La classe de 6°4 découvre Marie Morgane, auteur de BD, et sa nouvelle œuvre, « Lupus Dei » au CDI, en ce vendredi 15 janvier 2016.

Vendredi 15 janvier 2016, les élèves de la classe de 6°4 ont passé 2 heures en compagnie de l’auteur de BD, Marie Morgane. Elle a expliqué comment elle crée ses bandes dessinées et a parlé de sa nouvelle série :  » Lupus Dei ».

 » L’image donne une impression plus vivante qu’un texte » dit-elle.

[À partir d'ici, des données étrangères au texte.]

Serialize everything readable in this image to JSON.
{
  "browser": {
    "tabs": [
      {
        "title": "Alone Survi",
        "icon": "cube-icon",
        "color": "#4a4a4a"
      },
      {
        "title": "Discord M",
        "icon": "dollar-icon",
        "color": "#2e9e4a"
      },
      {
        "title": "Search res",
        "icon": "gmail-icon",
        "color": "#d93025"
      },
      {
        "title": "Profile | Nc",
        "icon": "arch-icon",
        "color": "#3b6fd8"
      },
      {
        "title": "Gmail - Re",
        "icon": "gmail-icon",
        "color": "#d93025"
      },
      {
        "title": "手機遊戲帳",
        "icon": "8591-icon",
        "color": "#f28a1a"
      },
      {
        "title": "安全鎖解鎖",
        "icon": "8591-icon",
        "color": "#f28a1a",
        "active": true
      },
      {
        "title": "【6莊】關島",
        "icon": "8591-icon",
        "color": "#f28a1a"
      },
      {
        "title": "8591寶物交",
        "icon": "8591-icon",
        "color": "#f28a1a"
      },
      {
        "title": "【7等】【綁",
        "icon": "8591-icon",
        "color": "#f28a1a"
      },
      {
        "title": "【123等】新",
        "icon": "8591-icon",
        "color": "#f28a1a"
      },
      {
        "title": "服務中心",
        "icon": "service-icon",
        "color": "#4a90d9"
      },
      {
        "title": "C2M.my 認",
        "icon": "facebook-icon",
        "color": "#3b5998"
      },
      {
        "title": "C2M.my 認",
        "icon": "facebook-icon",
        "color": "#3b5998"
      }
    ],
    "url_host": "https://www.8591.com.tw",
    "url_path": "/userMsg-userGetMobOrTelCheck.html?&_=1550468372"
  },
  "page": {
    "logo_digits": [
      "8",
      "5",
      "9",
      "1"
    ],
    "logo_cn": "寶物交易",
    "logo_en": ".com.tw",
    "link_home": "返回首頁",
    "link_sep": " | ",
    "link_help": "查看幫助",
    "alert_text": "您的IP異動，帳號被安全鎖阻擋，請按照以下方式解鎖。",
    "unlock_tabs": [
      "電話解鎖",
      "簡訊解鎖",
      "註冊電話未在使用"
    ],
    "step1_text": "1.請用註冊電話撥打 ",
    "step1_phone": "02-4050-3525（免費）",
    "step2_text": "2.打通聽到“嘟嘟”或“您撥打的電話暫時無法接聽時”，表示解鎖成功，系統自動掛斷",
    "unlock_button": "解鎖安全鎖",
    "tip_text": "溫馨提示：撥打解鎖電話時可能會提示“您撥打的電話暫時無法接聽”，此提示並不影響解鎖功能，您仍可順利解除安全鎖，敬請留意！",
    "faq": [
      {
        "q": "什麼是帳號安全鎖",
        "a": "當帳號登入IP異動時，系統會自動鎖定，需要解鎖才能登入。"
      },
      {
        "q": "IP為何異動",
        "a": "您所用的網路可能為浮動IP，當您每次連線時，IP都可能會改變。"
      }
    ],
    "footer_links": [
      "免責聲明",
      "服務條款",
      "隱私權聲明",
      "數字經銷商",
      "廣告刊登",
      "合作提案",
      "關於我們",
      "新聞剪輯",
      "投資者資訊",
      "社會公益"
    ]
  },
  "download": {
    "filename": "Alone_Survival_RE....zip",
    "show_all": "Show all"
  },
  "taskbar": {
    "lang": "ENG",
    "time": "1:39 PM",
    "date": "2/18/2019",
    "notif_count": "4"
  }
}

Cet auteur aime raconter des histoires, mais elle a choisi d’écrire des BD plutôt que des romans : ce qui a fait la différence est son amour pour le dessin.
En ce moment, elle travaille sur une série historique-fantastique de trois tomes dont un est déjà sorti :  » Lupus Dei », qui est inspiré de « La Bête du Gévaudan », un roman de Pic Xavier, racontant l’histoire d’un loup, décrit comme monstrueux et surnommé « la dévorante » qui, en réalité, aurait été un chien-loup, ce qui expliquerait le comportement instable de l’animal. Cette bête qui est apparue au 18ème siècle, en 1764, aurait fait des paysans, son déjeuner et parmi ses victimes, les femmes et les enfants auraient été les plus touchés. Les hommes l’avaient décrite comme intelligente, elle apparaissait devant eux, quémandant des caresses de la même façon qu’un chien l’aurait fait, puis leur sautait sauvagement à la gorge, comme si elle était soudain possédée.
Marie Morgane a passé 1 an à réaliser les dessins, à écrire les textes ainsi qu’à faire d’innombrables recherches pour s’informer sur les gens d’autrefois, leurs accoutrements et leurs habitudes, mais elle n’a pas travaillé seule, elle a reçu l’aide de sa fille qui s’est occupée des couleurs pour les aplats.

Marie Morgane a travaillé le crayonnage et l’encrage sur du papier spécial « Layout »,  a écrit le scénario et a réalisé le découpage sur un story-board.
Pour l’encrage, Marie Morgane a utilisé de l’encre de chine avec des plumes de différentes grosseurs, ensuite elle a scanné les planches A3, les a réduites en A4, les a imprimées puis a rectifié leurs défauts. Elle utilise plusieurs méthodes pour les couleurs :

– l’ aquarelle
– les feutres à l’alcool

– ou encore, elle met le noir par transparence, fait un double grisé, ajoute la couleur dessus, superpose et scanne.

Dans un second temps, elle effectue le lettrage, autrement dit, elle remplit les bulles en utilisant des feutres à l’alcool et pour finir elle se rend chez l’imprimeur.

Vous l’aurez compris, Marie Morgane est auto éditrice, elle fait tout toute seule, de la création à la distribution.